Homeland security 1.0

Not quite a century ago, during the Great War, Tulsans deemed guilty of “disloyalty” were sent to insane asylums. Unattached women of suspect morals were interned without recourse in a “detention camp” at First and Elgin; men judged insufficiently enthusiastic about their patriotic duty to buy Liberty Bonds were, in the words of an official post-war report, “made to see the light.”

This was not just Tulsa. Under color of patriotism and the war effort, very likely influenced by reaction to an influx of immigrants, the stirring of a civil rights movement, and women’s march to suffrage, the nation launched a broad attack on personal liberty.

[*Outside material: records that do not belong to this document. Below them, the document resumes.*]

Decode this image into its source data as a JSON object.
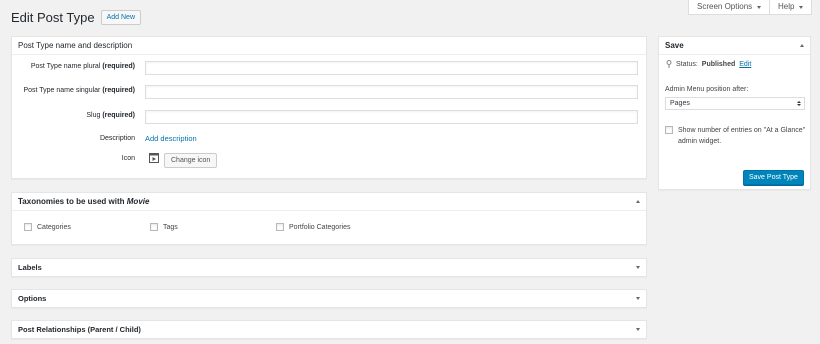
{
  "header": {
    "title": "Edit Post Type",
    "add_new": "Add New"
  },
  "screen_tabs": {
    "screen_options": "Screen Options",
    "help": "Help"
  },
  "main_panel": {
    "title": "Post Type name and description",
    "fields": {
      "plural_label": "Post Type name plural",
      "singular_label": "Post Type name singular",
      "slug_label": "Slug",
      "required": "(required)",
      "plural_value": "",
      "singular_value": "",
      "slug_value": ""
    },
    "description_label": "Description",
    "description_link": "Add description",
    "icon_label": "Icon",
    "change_icon": "Change icon"
  },
  "taxonomies": {
    "title_prefix": "Taxonomies to be used with",
    "title_post_type": "Movie",
    "items": [
      {
        "label": "Categories",
        "checked": false
      },
      {
        "label": "Tags",
        "checked": false
      },
      {
        "label": "Portfolio Categories",
        "checked": false
      }
    ]
  },
  "sections": {
    "labels": "Labels",
    "options": "Options",
    "relationships": "Post Relationships (Parent / Child)"
  },
  "save_box": {
    "title": "Save",
    "status_label": "Status:",
    "status_value": "Published",
    "status_edit": "Edit",
    "menu_position_label": "Admin Menu position after:",
    "menu_position_value": "Pages",
    "show_entries_label": "Show number of entries on \"At a Glance\" admin widget.",
    "show_entries_checked": false,
    "save_button": "Save Post Type"
  },
  "colors": {
    "primary": "#0085ba",
    "link": "#0073aa",
    "background": "#f1f1f1"
  }
}
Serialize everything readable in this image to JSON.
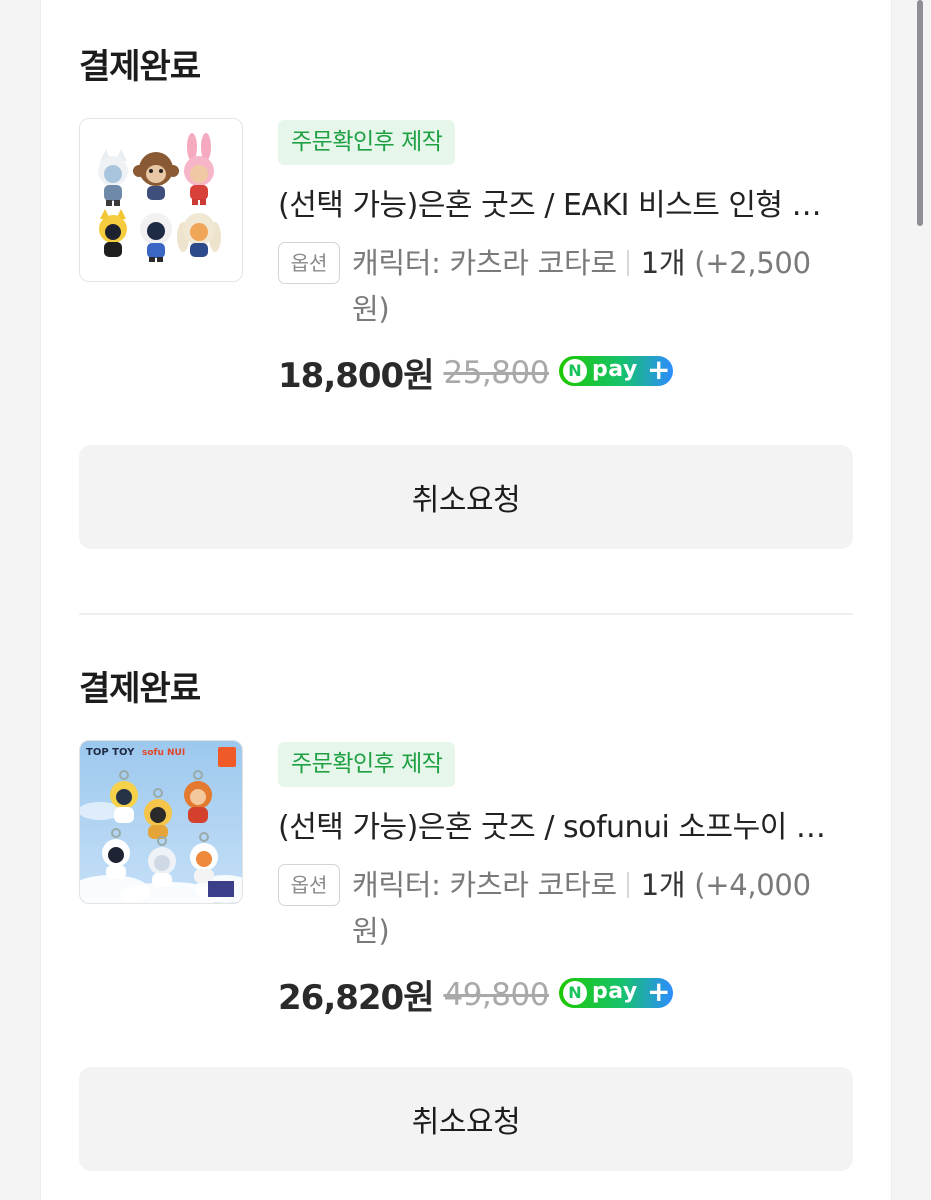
{
  "orders": [
    {
      "status": "결제완료",
      "tag": "주문확인후 제작",
      "product_name": "(선택 가능)은혼 굿즈 / EAKI 비스트 인형 키링",
      "option_label": "옵션",
      "option_value": "캐릭터: 카츠라 코타로",
      "quantity": "1개",
      "option_price": "(+2,500 원)",
      "price": "18,800원",
      "original_price": "25,800",
      "npay": "pay",
      "cancel_label": "취소요청"
    },
    {
      "status": "결제완료",
      "tag": "주문확인후 제작",
      "product_name": "(선택 가능)은혼 굿즈 / sofunui 소프누이 키링",
      "option_label": "옵션",
      "option_value": "캐릭터: 카츠라 코타로",
      "quantity": "1개",
      "option_price": "(+4,000 원)",
      "price": "26,820원",
      "original_price": "49,800",
      "npay": "pay",
      "cancel_label": "취소요청",
      "thumb_text": {
        "brand": "TOP TOY",
        "collab": "sofu NUI"
      }
    }
  ],
  "colors": {
    "tag_bg": "#e7f6ea",
    "tag_text": "#1ea043",
    "button_bg": "#f3f3f4",
    "npay_green": "#1ec800",
    "npay_blue": "#2d8cff"
  }
}
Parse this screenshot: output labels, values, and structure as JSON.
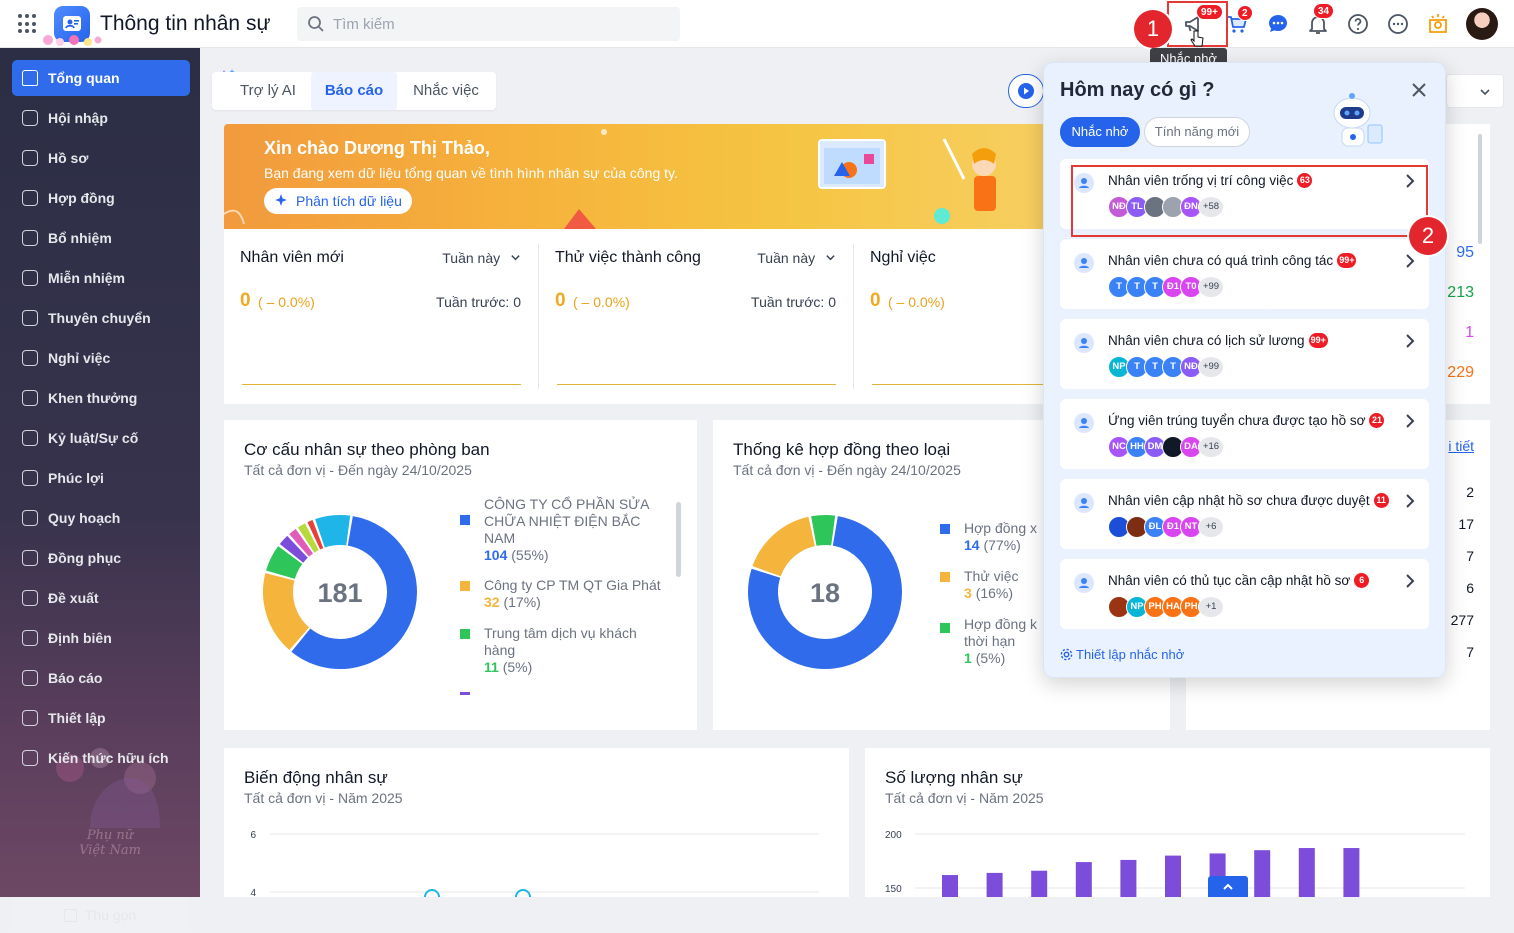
{
  "app": {
    "title": "Thông tin nhân sự"
  },
  "search": {
    "placeholder": "Tìm kiếm"
  },
  "header": {
    "reminder_badge": "99+",
    "cart_badge": "2",
    "notification_badge": "34",
    "tooltip": "Nhắc nhở",
    "step1": "1",
    "step2": "2"
  },
  "sidebar": {
    "items": [
      {
        "label": "Tổng quan",
        "icon": "home-icon"
      },
      {
        "label": "Hội nhập",
        "icon": "users-icon"
      },
      {
        "label": "Hồ sơ",
        "icon": "user-icon"
      },
      {
        "label": "Hợp đồng",
        "icon": "document-icon"
      },
      {
        "label": "Bổ nhiệm",
        "icon": "user-plus-icon"
      },
      {
        "label": "Miễn nhiệm",
        "icon": "user-minus-icon"
      },
      {
        "label": "Thuyên chuyển",
        "icon": "transfer-icon"
      },
      {
        "label": "Nghỉ việc",
        "icon": "user-x-icon"
      },
      {
        "label": "Khen thưởng",
        "icon": "award-icon"
      },
      {
        "label": "Kỷ luật/Sự cố",
        "icon": "shield-icon"
      },
      {
        "label": "Phúc lợi",
        "icon": "gift-icon"
      },
      {
        "label": "Quy hoạch",
        "icon": "plan-icon"
      },
      {
        "label": "Đồng phục",
        "icon": "shirt-icon"
      },
      {
        "label": "Đề xuất",
        "icon": "proposal-icon"
      },
      {
        "label": "Định biên",
        "icon": "headcount-icon"
      },
      {
        "label": "Báo cáo",
        "icon": "report-icon"
      },
      {
        "label": "Thiết lập",
        "icon": "gear-icon"
      },
      {
        "label": "Kiến thức hữu ích",
        "icon": "lightbulb-icon"
      }
    ],
    "collapse_label": "Thu gọn",
    "watermark_line1": "Phụ nữ",
    "watermark_line2": "Việt Nam"
  },
  "tabs": [
    {
      "label": "Trợ lý AI"
    },
    {
      "label": "Báo cáo"
    },
    {
      "label": "Nhắc việc"
    }
  ],
  "banner": {
    "greeting": "Xin chào Dương Thị Thảo,",
    "subtitle": "Bạn đang xem dữ liệu tổng quan về tình hình nhân sự của công ty.",
    "analyze_label": "Phân tích dữ liệu"
  },
  "stats": [
    {
      "label": "Nhân viên mới",
      "period": "Tuần này",
      "value": "0",
      "change": "( – 0.0%)",
      "previous": "Tuần trước: 0"
    },
    {
      "label": "Thử việc thành công",
      "period": "Tuần này",
      "value": "0",
      "change": "( – 0.0%)",
      "previous": "Tuần trước: 0"
    },
    {
      "label": "Nghỉ việc",
      "period": "",
      "value": "0",
      "change": "( – 0.0%)",
      "previous": ""
    }
  ],
  "right_card": {
    "numbers": [
      "95",
      "213",
      "1",
      "229"
    ],
    "link": "i tiết",
    "table_values": [
      "2",
      "17",
      "7",
      "6",
      "277",
      "7"
    ]
  },
  "department_chart": {
    "title": "Cơ cấu nhân sự theo phòng ban",
    "subtitle": "Tất cả đơn vị - Đến ngày 24/10/2025",
    "total": "181",
    "legend": [
      {
        "name": "CÔNG TY CỔ PHẦN SỬA CHỮA NHIỆT ĐIỆN BẮC NAM",
        "value": "104",
        "pct": "(55%)",
        "color": "#2f6bea"
      },
      {
        "name": "Công ty CP TM QT Gia Phát",
        "value": "32",
        "pct": "(17%)",
        "color": "#f5b53c"
      },
      {
        "name": "Trung tâm dịch vụ khách hàng",
        "value": "11",
        "pct": "(5%)",
        "color": "#2ec55a"
      }
    ]
  },
  "contract_chart": {
    "title": "Thống kê hợp đồng theo loại",
    "subtitle": "Tất cả đơn vị - Đến ngày 24/10/2025",
    "total": "18",
    "legend": [
      {
        "name": "Hợp đồng x",
        "value": "14",
        "pct": "(77%)",
        "color": "#2f6bea"
      },
      {
        "name": "Thử việc",
        "value": "3",
        "pct": "(16%)",
        "color": "#f5b53c"
      },
      {
        "name": "Hợp đồng k thời hạn",
        "value": "1",
        "pct": "(5%)",
        "color": "#2ec55a"
      }
    ]
  },
  "chart_data": [
    {
      "type": "pie",
      "title": "Cơ cấu nhân sự theo phòng ban",
      "subtitle": "Tất cả đơn vị - Đến ngày 24/10/2025",
      "center_label": "181",
      "slices": [
        {
          "name": "CÔNG TY CỔ PHẦN SỬA CHỮA NHIỆT ĐIỆN BẮC NAM",
          "value": 104,
          "color": "#2f6bea"
        },
        {
          "name": "Công ty CP TM QT Gia Phát",
          "value": 32,
          "color": "#f5b53c"
        },
        {
          "name": "Trung tâm dịch vụ khách hàng",
          "value": 11,
          "color": "#2ec55a"
        },
        {
          "name": "",
          "value": 5,
          "color": "#7c4ddb"
        },
        {
          "name": "",
          "value": 4,
          "color": "#e05cb8"
        },
        {
          "name": "",
          "value": 4,
          "color": "#b6d93b"
        },
        {
          "name": "",
          "value": 3,
          "color": "#e8413b"
        },
        {
          "name": "",
          "value": 14,
          "color": "#1fb5e8"
        }
      ]
    },
    {
      "type": "pie",
      "title": "Thống kê hợp đồng theo loại",
      "subtitle": "Tất cả đơn vị - Đến ngày 24/10/2025",
      "center_label": "18",
      "slices": [
        {
          "name": "Hợp đồng x",
          "value": 14,
          "color": "#2f6bea"
        },
        {
          "name": "Thử việc",
          "value": 3,
          "color": "#f5b53c"
        },
        {
          "name": "Hợp đồng k thời hạn",
          "value": 1,
          "color": "#2ec55a"
        }
      ]
    },
    {
      "type": "line",
      "title": "Biến động nhân sự",
      "subtitle": "Tất cả đơn vị - Năm 2025",
      "y_ticks": [
        "6",
        "4"
      ],
      "ylim": [
        0,
        6
      ]
    },
    {
      "type": "bar",
      "title": "Số lượng nhân sự",
      "subtitle": "Tất cả đơn vị - Năm 2025",
      "y_ticks": [
        "200",
        "150"
      ],
      "values": [
        162,
        164,
        166,
        174,
        176,
        180,
        182,
        185,
        187,
        187
      ],
      "color": "#7c4ddb",
      "ylim": [
        0,
        200
      ]
    }
  ],
  "panel": {
    "title": "Hôm nay có gì ?",
    "tabs": [
      {
        "label": "Nhắc nhở"
      },
      {
        "label": "Tính năng mới"
      }
    ],
    "items": [
      {
        "title": "Nhân viên trống vị trí công việc",
        "badge": "63",
        "icon": "user-icon",
        "avatars": [
          {
            "t": "NĐ",
            "c": "#c45bd6"
          },
          {
            "t": "TL",
            "c": "#8b5cf6"
          },
          {
            "t": "",
            "c": "#6b7280"
          },
          {
            "t": "",
            "c": "#9ca3af"
          },
          {
            "t": "ĐN",
            "c": "#a855f7"
          }
        ],
        "more": "+58"
      },
      {
        "title": "Nhân viên chưa có quá trình công tác",
        "badge": "99+",
        "icon": "briefcase-icon",
        "avatars": [
          {
            "t": "T",
            "c": "#3b82f6"
          },
          {
            "t": "T",
            "c": "#3b82f6"
          },
          {
            "t": "T",
            "c": "#3b82f6"
          },
          {
            "t": "Đ1",
            "c": "#d946ef"
          },
          {
            "t": "T0",
            "c": "#d946ef"
          }
        ],
        "more": "+99"
      },
      {
        "title": "Nhân viên chưa có lịch sử lương",
        "badge": "99+",
        "icon": "coins-icon",
        "avatars": [
          {
            "t": "NP",
            "c": "#06b6d4"
          },
          {
            "t": "T",
            "c": "#3b82f6"
          },
          {
            "t": "T",
            "c": "#3b82f6"
          },
          {
            "t": "T",
            "c": "#3b82f6"
          },
          {
            "t": "NĐ",
            "c": "#8b5cf6"
          }
        ],
        "more": "+99"
      },
      {
        "title": "Ứng viên trúng tuyển chưa được tạo hồ sơ",
        "badge": "21",
        "icon": "user-add-icon",
        "avatars": [
          {
            "t": "NC",
            "c": "#a855f7"
          },
          {
            "t": "HH",
            "c": "#3b82f6"
          },
          {
            "t": "DM",
            "c": "#8b5cf6"
          },
          {
            "t": "",
            "c": "#111827"
          },
          {
            "t": "DA",
            "c": "#d946ef"
          }
        ],
        "more": "+16"
      },
      {
        "title": "Nhân viên cập nhật hồ sơ chưa được duyệt",
        "badge": "11",
        "icon": "check-icon",
        "avatars": [
          {
            "t": "",
            "c": "#1d4ed8"
          },
          {
            "t": "",
            "c": "#7c2d12"
          },
          {
            "t": "ĐL",
            "c": "#3b82f6"
          },
          {
            "t": "Đ1",
            "c": "#d946ef"
          },
          {
            "t": "NT",
            "c": "#d946ef"
          }
        ],
        "more": "+6"
      },
      {
        "title": "Nhân viên có thủ tục cần cập nhật hồ sơ",
        "badge": "6",
        "icon": "edit-icon",
        "avatars": [
          {
            "t": "",
            "c": "#9a3412"
          },
          {
            "t": "NP",
            "c": "#06b6d4"
          },
          {
            "t": "PH",
            "c": "#f97316"
          },
          {
            "t": "HA",
            "c": "#f97316"
          },
          {
            "t": "PH",
            "c": "#f97316"
          }
        ],
        "more": "+1"
      }
    ],
    "setup_label": "Thiết lập nhắc nhở"
  },
  "bottom": {
    "left_title": "Biến động nhân sự",
    "left_sub": "Tất cả đơn vị - Năm 2025",
    "right_title": "Số lượng nhân sự",
    "right_sub": "Tất cả đơn vị - Năm 2025"
  },
  "colors": {
    "accent": "#2563eb",
    "danger": "#ef1c25",
    "sidebar": "#2b2e45"
  }
}
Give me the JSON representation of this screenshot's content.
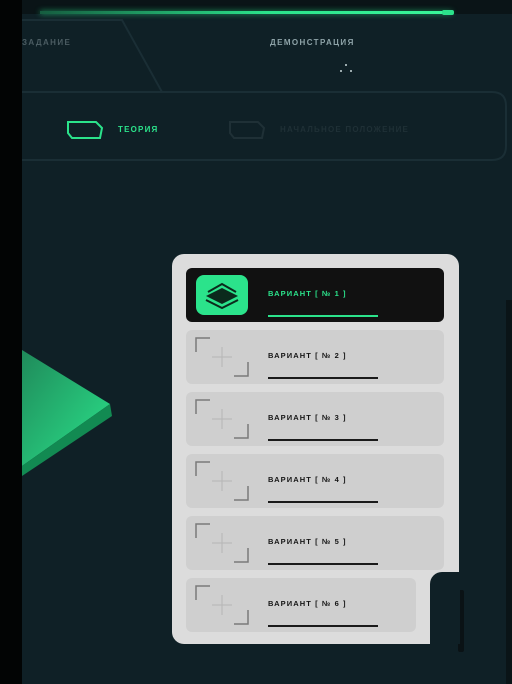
{
  "colors": {
    "accent": "#2be38b",
    "panel": "#0f2026",
    "card": "#dcdcdc",
    "active_row": "#111111"
  },
  "tabs": {
    "left_label": "ЗАДАНИЕ",
    "demo_label": "ДЕМОНСТРАЦИЯ"
  },
  "modes": {
    "theory_label": "ТЕОРИЯ",
    "practice_label": "НАЧАЛЬНОЕ ПОЛОЖЕНИЕ"
  },
  "icons": {
    "theory": "folder-tab-icon",
    "practice": "folder-tab-icon",
    "demo_dots": "dots-icon",
    "play": "play-arrow-icon",
    "active_thumb": "layers-icon",
    "empty_thumb": "crosshair-icon"
  },
  "variants": [
    {
      "label": "ВАРИАНТ [ № 1 ]",
      "active": true
    },
    {
      "label": "ВАРИАНТ [ № 2 ]",
      "active": false
    },
    {
      "label": "ВАРИАНТ [ № 3 ]",
      "active": false
    },
    {
      "label": "ВАРИАНТ [ № 4 ]",
      "active": false
    },
    {
      "label": "ВАРИАНТ [ № 5 ]",
      "active": false
    },
    {
      "label": "ВАРИАНТ [ № 6 ]",
      "active": false
    }
  ]
}
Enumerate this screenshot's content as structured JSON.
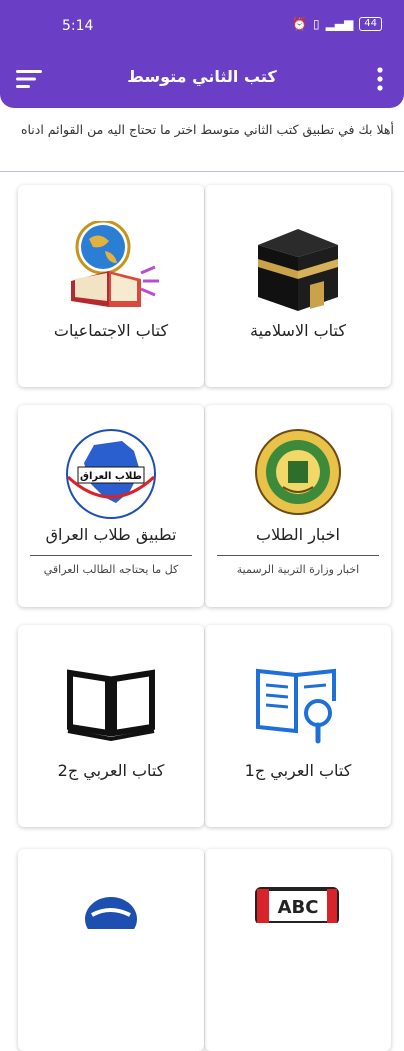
{
  "status_bar": {
    "time": "5:14",
    "battery": "44"
  },
  "app_bar": {
    "title": "كتب الثاني متوسط"
  },
  "welcome_text": "أهلا بك في تطبيق كتب الثاني متوسط اختر ما تحتاج اليه من القوائم ادناه",
  "cards": [
    {
      "label": "كتاب الاسلامية",
      "icon": "kaaba-icon"
    },
    {
      "label": "كتاب الاجتماعيات",
      "icon": "globe-book-icon"
    },
    {
      "label": "اخبار الطلاب",
      "subtitle": "اخبار وزارة التربية الرسمية",
      "icon": "ministry-seal-icon"
    },
    {
      "label": "تطبيق طلاب العراق",
      "subtitle": "كل ما يحتاجه الطالب العراقي",
      "icon": "iraq-map-icon",
      "logo_text": "طلاب العراق"
    },
    {
      "label": "كتاب العربي ج1",
      "icon": "book-search-icon"
    },
    {
      "label": "كتاب العربي ج2",
      "icon": "open-book-icon"
    },
    {
      "label": "",
      "icon": "abc-book-icon",
      "logo_text": "ABC"
    },
    {
      "label": "",
      "icon": "globe-icon"
    }
  ],
  "colors": {
    "primary": "#6a3fc6",
    "card_bg": "#ffffff",
    "text": "#222222"
  }
}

It began, if not innocently, at least with good intentions. The National Defense Act of 1916 authorized the creation of state and local Councils of Defense. The state councils were activated shortly after U.S. entry into the war in the spring of 1917; the state councils, in turn, authorized the local councils.

Initially, the councils were to inventory industrial, agricultural and transportation assets and coordinate their utilization for military purposes. Rather quickly, they assumed or were given responsibility for monitoring the activities of regular citizens, ferreting out suspected spies and saboteurs, intimidating suspected enemy sympathizers, tracking down draft resisters and war profiteers, even pressuring clergy to stick to the script.

The Tulsa County Council of Defense was led by prominent and conscientious citizens, and most of what it did was beyond reproach. Some of it, though, fed the worst instincts of human nature.

The council maintained an investigations department that handled more than 300 cases in a little over a year, ranging from disloyalty to fraud. It also worked in cooperation with the American Protective League, a civilian auxiliary of the U.S. Justice Department’s investigation bureau — later renamed the Federal Bureau of Investigation — and the 1,000-member Home Guard, a force of men ineligible for regular military duty who were supposed to replace the National Guardsmen called to active duty.

Much of their work was relatively routine — background checks, identifying draft dodgers, looking out for the families of service members. But they also interrogated “alien enemies,” put a stop to German-language schools and religious services (even German classes at the local high school) and packed off an unknown number of “disloyal” citizens to the “insane asylum.”

The war ended at the end of 1918. The councils of defense and the Home Guard were disbanded the next year. But the overriding zeal of the times lingered, manifesting itself in the rise of a new Ku Klux Klan, the Palmer Raids, even Prohibition, and an insistence on conformity to a certain definition of what it means to be an American.